His friend and fellow author, Mike Ripley, has written a little encomium on Len's 85th birthday in his regular online treatise, Getting away with murder. In it, he looks in detail at Len's famous London Dossier.


  1. @Ripley “There is a school of thought (from which I was expelled many years ago) that OHMSS is not only the best Bond book, but also made the best Bond film. There was no doubt, though, that Ian Fleming (and Malcolm Gair) tapped into something popular when they set their thrillers on the luxurious ski slopes of Switzerland. It did not, however, work for everyone, even if their name was Fleming”

    Read through Ripley’s rambling, and he fails to see the argument behind that ”school of thought”. Watching the OHMSS film on its first day release, I rightly assumed that: Sean Connery fans would not accept an Aussie upstart as a Bond, Savalas sounded too American-in the previous villains were of unknown nationalities, the novice director- still Terence Young was considered the best director, and Peter Hunt the excellent editor was not seen as a director material then. Bond Novels acquired popularity more as a result of the film success, and OHMSS was not considered as a success for the reasons listed above., despite John Barry’s excellent music score particularly in ski –chasing scene. The fact that George Lazenby and Peter Hunt, the latter who was disappointed in not getting Sean Connery to direct, were not on speaking terms, did not help the film as it was being shot.
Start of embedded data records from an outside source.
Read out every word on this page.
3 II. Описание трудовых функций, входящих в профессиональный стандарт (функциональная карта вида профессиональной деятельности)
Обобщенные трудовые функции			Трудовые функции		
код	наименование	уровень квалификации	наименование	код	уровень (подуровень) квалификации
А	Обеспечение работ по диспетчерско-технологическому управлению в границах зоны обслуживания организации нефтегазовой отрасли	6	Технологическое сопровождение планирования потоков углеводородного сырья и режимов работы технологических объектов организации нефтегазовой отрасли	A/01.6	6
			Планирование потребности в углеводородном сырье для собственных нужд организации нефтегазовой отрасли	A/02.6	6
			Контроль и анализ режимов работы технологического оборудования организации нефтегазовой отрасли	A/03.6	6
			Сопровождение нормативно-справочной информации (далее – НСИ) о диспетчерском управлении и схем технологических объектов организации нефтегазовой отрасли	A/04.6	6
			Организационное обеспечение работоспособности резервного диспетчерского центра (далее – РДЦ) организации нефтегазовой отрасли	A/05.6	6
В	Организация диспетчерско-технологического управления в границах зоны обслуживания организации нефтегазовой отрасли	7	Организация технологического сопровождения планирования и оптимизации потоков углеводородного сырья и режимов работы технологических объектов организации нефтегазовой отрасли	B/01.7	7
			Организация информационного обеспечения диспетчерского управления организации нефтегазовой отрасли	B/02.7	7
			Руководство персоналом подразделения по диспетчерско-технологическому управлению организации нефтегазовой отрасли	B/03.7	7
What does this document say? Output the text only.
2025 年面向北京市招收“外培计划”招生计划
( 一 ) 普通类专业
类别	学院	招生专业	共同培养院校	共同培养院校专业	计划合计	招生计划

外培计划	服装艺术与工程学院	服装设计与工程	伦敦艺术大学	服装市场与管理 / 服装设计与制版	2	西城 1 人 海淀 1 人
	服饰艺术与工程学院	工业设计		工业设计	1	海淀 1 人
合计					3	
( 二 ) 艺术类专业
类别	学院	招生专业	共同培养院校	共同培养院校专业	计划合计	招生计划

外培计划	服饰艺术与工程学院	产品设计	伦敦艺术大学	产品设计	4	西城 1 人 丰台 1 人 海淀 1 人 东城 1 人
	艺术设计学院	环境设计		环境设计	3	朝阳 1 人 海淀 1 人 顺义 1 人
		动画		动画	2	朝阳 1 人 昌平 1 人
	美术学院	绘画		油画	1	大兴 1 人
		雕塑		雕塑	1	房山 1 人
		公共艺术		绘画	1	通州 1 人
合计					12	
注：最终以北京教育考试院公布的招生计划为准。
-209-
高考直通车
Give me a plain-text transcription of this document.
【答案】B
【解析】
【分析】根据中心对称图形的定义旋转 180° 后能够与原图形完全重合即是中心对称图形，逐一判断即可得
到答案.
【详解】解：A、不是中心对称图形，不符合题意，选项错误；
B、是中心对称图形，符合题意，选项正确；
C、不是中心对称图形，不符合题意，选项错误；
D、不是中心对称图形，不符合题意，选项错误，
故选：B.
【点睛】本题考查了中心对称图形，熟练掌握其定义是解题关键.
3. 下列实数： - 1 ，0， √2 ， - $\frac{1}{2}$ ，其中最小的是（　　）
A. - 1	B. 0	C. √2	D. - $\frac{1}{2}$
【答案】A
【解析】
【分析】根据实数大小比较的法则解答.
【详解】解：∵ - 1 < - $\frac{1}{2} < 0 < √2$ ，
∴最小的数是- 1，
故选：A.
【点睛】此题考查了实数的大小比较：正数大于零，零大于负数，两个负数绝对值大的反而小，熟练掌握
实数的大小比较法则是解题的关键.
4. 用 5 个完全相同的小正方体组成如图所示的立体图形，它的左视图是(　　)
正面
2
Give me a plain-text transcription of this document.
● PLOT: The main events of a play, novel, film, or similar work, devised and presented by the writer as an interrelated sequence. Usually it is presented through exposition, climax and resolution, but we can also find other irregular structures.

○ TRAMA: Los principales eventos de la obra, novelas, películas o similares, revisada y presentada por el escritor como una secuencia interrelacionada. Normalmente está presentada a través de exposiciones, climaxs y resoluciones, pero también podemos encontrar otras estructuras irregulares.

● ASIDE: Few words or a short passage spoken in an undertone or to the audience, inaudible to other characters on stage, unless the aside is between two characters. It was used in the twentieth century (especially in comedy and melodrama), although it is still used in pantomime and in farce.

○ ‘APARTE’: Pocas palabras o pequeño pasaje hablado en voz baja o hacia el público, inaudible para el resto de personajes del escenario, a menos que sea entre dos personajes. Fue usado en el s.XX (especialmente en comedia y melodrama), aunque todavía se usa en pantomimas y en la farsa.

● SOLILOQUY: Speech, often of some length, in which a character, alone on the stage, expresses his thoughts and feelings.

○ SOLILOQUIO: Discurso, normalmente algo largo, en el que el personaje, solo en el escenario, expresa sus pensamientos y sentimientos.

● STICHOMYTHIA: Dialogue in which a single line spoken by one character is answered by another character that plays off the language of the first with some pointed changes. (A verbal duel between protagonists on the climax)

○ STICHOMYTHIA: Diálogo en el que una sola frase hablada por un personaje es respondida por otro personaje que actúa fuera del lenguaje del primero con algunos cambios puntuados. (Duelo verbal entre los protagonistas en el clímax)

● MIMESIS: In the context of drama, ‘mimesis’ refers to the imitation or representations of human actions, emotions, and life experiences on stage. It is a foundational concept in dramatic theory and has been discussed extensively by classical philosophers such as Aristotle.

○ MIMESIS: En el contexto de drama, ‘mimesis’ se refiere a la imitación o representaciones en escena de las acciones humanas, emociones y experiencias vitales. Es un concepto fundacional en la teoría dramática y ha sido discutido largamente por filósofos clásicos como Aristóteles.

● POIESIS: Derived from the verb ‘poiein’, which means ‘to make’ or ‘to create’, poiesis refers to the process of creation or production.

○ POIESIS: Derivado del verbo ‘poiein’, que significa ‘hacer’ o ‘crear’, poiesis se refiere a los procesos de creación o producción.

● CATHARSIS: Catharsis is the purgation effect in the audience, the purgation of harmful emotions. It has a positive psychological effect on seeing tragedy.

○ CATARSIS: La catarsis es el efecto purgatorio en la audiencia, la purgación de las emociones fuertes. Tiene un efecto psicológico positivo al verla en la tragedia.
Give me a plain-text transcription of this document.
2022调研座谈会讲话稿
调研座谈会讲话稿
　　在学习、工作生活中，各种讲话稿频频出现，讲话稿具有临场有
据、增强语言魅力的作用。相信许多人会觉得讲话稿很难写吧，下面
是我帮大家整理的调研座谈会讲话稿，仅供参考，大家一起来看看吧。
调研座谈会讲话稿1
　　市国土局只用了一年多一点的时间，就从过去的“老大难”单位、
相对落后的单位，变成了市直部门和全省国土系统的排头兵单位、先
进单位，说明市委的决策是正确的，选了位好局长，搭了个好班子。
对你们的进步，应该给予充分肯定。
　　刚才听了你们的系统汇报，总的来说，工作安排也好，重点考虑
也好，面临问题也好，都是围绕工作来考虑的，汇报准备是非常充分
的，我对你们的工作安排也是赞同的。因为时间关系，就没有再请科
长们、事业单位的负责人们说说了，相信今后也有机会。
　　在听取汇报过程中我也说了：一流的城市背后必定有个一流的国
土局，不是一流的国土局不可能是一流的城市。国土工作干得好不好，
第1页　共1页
George Lazenby was badly advised , which he followed and quit from his seven –film contract , which he regretted late. Had he continued, OHMSS would have got another look at that time for another review and acceptance. I a strong supporter of Connery as the Bond, and as some one who read the book in 1963 when it was published, watched the film when it was first released, reassessed the merits of both later, would not go as far as saying that it was the best Bond book and the film was the best Bond film. But I would have agreed with the members of the above “school of thought” and would have voted to expel Ripley!

    Ripley is wrong again in assuming that Ellery Queen is an iconic name and an industry in America, as any one of my vintage would testify that his crime novels were famous in other parts of the world where English is spoken and the written words are understood in those days. I can testify to the latter.